Lawsuit Alleges Bayer, J&J Failed to Warn of Xarelto Bleeding Risk

Bayer and Johnson & Johnson’s Janssen unit continue to face Xarelto bleeding injury lawsuits. Plaintiffs in the litigation suffered bleeding complications, such as gastrointestinal bleeding or brain hemorrhaging, allegedly due to Xarelto side effects. Lawsuits allege that drug makers failed to adequately warn patients and physicians about this risk. Xarelto bleeding injury claims have been consolidated into a federal multidistrict litigation (MDL).

Court records indicate that a new Xarelto lawsuit was filed on behalf of an Arkansas woman who started taking the anticoagulant in April 2015. According to the complaint, she took the medication as directed. On Jul. 4, 2016, the plaintiff was hospitalized with life-threatening internal bleeding, allegedly due to taking Xarelto.

The plaintiff alleges that Bayer and Janssen failed to warn about the risk of life-threatening bleeding with Xarelto. The suit contends she would not have taken the anticoagulant if she were fully informed of the risks.

Parker Waichman notes that Xarelto makers are facing a growing number of product liability lawsuits in the Xarelto MDL. According to court documents, the MDL contains over 13,000 lawsuits alleging the anticoagulant caused bleeding injuries. Cases are consolidated in the U.S. District Court for the Eastern District of Louisiana.
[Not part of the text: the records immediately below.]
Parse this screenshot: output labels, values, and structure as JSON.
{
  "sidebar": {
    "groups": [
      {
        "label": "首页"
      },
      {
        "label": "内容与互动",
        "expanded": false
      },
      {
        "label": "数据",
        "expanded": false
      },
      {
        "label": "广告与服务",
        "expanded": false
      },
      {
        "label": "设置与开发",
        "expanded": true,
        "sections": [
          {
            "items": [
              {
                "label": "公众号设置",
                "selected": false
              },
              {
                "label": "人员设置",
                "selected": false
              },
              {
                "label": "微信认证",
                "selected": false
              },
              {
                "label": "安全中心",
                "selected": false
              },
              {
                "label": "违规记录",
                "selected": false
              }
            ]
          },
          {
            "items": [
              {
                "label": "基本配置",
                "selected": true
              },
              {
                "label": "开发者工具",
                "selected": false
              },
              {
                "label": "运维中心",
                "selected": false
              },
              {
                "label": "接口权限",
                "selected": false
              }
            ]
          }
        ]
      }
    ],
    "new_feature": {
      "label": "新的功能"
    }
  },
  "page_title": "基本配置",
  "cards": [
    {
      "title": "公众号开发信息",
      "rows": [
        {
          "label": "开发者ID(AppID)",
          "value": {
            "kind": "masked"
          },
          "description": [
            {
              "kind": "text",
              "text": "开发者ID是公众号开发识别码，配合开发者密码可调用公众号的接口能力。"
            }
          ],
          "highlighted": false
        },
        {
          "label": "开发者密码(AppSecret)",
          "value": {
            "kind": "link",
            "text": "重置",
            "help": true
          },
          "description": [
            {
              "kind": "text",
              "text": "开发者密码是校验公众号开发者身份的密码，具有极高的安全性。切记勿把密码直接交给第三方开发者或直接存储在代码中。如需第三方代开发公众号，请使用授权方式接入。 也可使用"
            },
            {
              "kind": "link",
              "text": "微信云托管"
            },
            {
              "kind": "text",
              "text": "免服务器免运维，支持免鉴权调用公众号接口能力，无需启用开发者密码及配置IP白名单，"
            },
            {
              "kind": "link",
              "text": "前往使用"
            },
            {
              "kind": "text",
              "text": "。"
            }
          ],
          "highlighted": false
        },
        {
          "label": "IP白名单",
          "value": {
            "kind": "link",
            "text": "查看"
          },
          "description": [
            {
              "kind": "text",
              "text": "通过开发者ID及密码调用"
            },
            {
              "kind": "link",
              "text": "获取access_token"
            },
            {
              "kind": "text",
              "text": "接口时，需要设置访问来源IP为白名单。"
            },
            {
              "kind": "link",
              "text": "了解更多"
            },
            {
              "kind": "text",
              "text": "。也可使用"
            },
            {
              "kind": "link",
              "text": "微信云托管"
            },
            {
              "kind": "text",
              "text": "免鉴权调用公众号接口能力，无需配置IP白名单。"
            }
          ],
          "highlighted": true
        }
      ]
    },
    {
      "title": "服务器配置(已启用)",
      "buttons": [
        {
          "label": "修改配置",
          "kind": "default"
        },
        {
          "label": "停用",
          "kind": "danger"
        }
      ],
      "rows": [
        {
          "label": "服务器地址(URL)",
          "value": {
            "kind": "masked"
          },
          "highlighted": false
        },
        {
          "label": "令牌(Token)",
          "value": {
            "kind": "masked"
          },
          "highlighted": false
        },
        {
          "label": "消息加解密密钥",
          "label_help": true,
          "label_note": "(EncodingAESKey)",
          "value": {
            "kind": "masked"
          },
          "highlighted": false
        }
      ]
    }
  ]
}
The U.S. Judicial Panel on Multidistrict Litigation (JPML) established the Xarelto MDL in December 2014. MDLs are created when there are a growing number of lawsuits with common questions of fact. When cases are consolidated into an MDL, it means they are all transferred to one court before one judge. The goal is to make the litigation proceed faster and more efficiently. Certain pre-trial processes, such as the discovery phase, can take place once and apply to all cases.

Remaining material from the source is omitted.